More on Search & Seizure
Bad traffic stop = no warrantless entry of residence. You receive information from a confidential informant that two suspects are at a residence cooking crack cocaine and will soon be leaving. You head over to the location for surveillance. The suspects leave and are later pulled over on a traffic stop for obstructed tags. This stop was suppressed in the criminal case because of an impermissible delay involving a K-9 unit. After the arrest, you go back to the home and knock on the door. No one answers, but you hear people inside running water and then someone says, “It’s the police.” Concerned evidence is being destroyed, you force your way into the home. Inside a woman is shoving suspected crack cocaine down the kitchen sink with a butter knife. You order her to stop, which she does, and then ask to search the home. She says no. A warrant is then obtained to search the home. Was your warrantless entry justified? The court in Bradley said no. This entire case hinges on whether the initial traffic stop was proper, because without that there was no probable cause to go back to the house—meaning you had no drugs to tie back to the house. Because law enforcement improperly detained the suspects at the scene to wait for the canine unit, all evidence obtained there and after was tainted by that initial constitutional violation. State of Ohio v. Bradley, Sixth Appellate District, Erie County, Jan. 30, 2015. See also, State of Ohio v. Young, Sixth Appellate District, Erie County, Jan. 30, 2015.
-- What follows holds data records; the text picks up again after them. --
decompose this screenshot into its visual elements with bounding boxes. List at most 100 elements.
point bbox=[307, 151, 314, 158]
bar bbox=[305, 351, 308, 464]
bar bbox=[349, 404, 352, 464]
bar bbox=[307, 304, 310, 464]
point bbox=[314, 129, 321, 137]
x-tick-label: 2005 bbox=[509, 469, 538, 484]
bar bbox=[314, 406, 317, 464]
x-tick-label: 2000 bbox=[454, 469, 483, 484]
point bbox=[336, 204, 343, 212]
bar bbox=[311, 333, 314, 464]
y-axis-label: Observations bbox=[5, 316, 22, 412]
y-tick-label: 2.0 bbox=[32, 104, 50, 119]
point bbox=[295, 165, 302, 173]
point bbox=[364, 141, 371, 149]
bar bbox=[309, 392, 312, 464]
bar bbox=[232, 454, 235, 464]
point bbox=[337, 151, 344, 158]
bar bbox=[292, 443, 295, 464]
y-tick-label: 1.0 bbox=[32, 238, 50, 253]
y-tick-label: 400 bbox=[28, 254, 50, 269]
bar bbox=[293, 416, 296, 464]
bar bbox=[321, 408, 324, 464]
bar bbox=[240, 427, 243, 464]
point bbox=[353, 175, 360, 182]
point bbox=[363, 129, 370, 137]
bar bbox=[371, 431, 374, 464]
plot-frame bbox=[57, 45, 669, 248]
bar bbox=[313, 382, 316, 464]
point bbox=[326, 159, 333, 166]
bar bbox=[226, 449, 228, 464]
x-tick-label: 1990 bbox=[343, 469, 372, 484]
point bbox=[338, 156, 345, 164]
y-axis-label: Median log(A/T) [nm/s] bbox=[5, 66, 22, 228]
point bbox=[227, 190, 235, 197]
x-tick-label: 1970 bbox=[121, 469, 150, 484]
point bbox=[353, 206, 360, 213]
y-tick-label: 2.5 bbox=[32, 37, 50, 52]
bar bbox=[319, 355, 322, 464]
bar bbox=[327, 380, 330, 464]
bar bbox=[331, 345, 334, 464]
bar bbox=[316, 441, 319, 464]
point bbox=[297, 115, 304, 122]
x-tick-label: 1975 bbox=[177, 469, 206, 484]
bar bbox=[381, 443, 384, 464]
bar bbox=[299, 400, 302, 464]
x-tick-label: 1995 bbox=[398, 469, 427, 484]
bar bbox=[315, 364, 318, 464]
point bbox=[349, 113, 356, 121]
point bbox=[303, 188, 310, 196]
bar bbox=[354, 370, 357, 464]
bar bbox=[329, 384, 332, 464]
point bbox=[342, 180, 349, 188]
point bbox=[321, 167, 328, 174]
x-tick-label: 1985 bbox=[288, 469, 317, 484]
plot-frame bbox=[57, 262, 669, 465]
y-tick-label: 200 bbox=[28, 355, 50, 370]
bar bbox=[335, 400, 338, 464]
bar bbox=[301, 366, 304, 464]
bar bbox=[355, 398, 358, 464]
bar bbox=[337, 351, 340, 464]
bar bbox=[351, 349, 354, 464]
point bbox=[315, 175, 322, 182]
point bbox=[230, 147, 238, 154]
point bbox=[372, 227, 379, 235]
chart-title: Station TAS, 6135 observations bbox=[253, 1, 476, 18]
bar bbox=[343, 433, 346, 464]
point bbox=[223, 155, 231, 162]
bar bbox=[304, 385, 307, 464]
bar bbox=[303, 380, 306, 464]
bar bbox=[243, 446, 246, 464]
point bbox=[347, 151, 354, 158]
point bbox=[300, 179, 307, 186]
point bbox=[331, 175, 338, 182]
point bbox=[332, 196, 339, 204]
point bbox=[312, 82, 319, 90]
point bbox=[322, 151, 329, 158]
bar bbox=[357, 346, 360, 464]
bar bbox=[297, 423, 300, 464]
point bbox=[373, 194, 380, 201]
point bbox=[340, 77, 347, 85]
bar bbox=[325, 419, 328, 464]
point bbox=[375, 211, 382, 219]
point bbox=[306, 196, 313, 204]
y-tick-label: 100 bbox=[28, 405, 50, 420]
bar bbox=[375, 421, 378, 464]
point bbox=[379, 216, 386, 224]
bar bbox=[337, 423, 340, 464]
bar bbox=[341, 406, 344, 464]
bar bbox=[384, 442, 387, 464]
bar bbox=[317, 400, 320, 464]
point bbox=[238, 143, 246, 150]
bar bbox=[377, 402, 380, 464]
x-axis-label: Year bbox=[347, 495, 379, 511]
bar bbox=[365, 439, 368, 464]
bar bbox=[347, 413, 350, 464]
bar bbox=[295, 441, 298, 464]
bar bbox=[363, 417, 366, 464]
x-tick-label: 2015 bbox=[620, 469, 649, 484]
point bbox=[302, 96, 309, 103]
Adjoining Crawlspaces and Plain View: Your department received a tip that a shipment of marijuana was expected from Los Angeles into your jurisdiction. One package was identified at the post office and after a warrant was secured, marijuana was discovered inside. A controlled delivery was made to the address and an anticipatory search warrant was executed when the alarm, indicating the package was opened, went off. The suspect was apprehended and arrested. A search warrant was then obtained for the suspect’s residence. The warrant was executed and more than 200 pounds of marijuana was found—most in a crawlspace in the basement. Upon further investigation, you notice the crawlspace is connected to the adjoining duplex through a partially covered hole. From the suspect’s side of the crawlspace you can clearly see more marijuana in the neighbor’s crawlspace. You obtain a search warrant for the adjoining duplex and discover more marijuana. Were you allowed to look through the hole into the neighboring apartment under the authority of the first search warrant? The court in Perry said yes. The Fourth Amendment does not require law enforcement to disregard evidence readily visible, as it was through the crawlspace. Looking through the crawlspace was not a search but gave probable cause for a search. The search took place after the warrant was properly obtained and executed. State v. Perry, Fifth Appellate District, Richland County, Mar. 2, 2015.